In one scene, curly-haired McGuiness smirks directly into the camera: "I feel, like, we're pregnant… with a party! But I have a feeling this party is gonna be waaay too big for our birth canal."

The day after, with at least one sexual conquest nearly caught on camera but fully recalled and reinterpreted by eavesdroppers for TV, the house is appropriately redecorated with food and unidentified organic matter; the jacuzzi on its way to becoming - as one bandmember puts it - a giant petri-dish for bacteria.

Their manager Scooter Braun, who also represents Justin Bieber, is not amused - if not for the reported £10,000 (S$19,300) in damage the lads were eventually asked to pay, then for ruining their voices at the subsequent recording session for their new album, Walks Like Rihanna.

Amazingly enough, the boys are recalcitrant and remain so for television.

"But we're all like in our 20s and we're gonna have a party," McGuiness says with a pout in the first episode. "We're not gonna, like, set fire to a baby and burn it."

So the story goes on.

No parties at home? Get to the bar instead, to pick up beautiful girls "who have come all the way to LA to make it and make it as waitresses", as McGuiness declares with aplomb.

Kaneswaran's and Parker's tag-along girlfriends are bored with teenage fans? Take them shopping. Buy them enough bling to make Kaneswaran's paramour Nareesha swoon: "Michael Jackson, dance your heart away."

Too hoarse to sing? Turn it into a concert situation, let the adrenaline kick in.

"I'm just pumped, man, pumped and ready to go," Sykes, baby of the group, is shown saying in an episode, minutes before an LA gig swarmed over with tweenies.

It is all almost as superficial as The Kardashians, and potentially risks a high annoyance factor. But you have to give it to the lads for being as outrageously honest and funny as they are first-class twits.

At the London launch, George, for example, admits to having once been "so intoxicated that I almost drowned in the hot tub - our cameraman saved my life. Kevin dragged my wrinkled, naked body out".

A trip to the White House to sing for Mrs Michelle Obama gets everyone a-flutter, not quite only for the honour of meeting the first lady.

A band member says at the press launch: "We were very excited we got to sit on the toilet in the White House!"

Another adds: "And flush!"

And while cameras shadowing everyone got pretty much close to every single piece of action, there were apparently some deleted scenes - or not.

The band say, in chorus together for the press, in what must be a rehearsed joke: "You've got to see the manginas, the manginas are awesome." (According to Internet reports, Mangina has a few meanings, all of them rude and sexual.)

It is not all fun and games, of course.

At some point in the show, Kaneswaran's sensible girlfriend Nareesha finally starts making noises about his "living situation" and getting people to clean up.

And poor Sykes, first shown telling everyone "it's tough to be 19" because he cannot drink alongside the lads, is landed with emergency surgery for nodules in his throat.

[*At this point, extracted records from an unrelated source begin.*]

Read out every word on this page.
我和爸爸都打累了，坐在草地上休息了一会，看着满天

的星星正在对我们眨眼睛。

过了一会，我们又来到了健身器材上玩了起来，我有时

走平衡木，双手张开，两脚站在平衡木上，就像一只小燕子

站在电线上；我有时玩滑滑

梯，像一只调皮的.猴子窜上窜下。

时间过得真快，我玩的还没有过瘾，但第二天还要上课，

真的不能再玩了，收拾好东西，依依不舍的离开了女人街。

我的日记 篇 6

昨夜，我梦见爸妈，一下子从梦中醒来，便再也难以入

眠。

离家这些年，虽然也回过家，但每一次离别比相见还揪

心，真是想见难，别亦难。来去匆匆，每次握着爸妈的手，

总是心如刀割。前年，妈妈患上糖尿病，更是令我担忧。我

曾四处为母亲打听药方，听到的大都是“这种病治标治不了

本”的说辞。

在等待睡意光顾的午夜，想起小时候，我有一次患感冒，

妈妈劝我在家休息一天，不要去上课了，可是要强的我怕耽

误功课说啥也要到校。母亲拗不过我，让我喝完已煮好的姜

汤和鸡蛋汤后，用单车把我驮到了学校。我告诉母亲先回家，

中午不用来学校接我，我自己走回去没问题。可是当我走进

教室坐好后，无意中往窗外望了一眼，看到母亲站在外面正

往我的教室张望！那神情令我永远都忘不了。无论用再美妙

Will he recover? Will everyone stay friends? What will happen to the girls? And temporary girlfriends?

That the band were together at the press launch still making moronic small talk hinted that nothing more than temporarily bruised egos and a £10,000 debt for trashing a mansion were incurred.

Parker tells reporters he is "looking forward to Season 2, a world tour".

Things, however, may take a sufficiently different turn with time.

George, famed for his way with LA's women, is asked about his one-night-stand with the "hot brunette" early in episode 1. "She hasn't rung me with any news," he says cheekily, almost triumphant. "Give it another seven months and I'll tell you later… I have a feeling I am so going to regret saying that."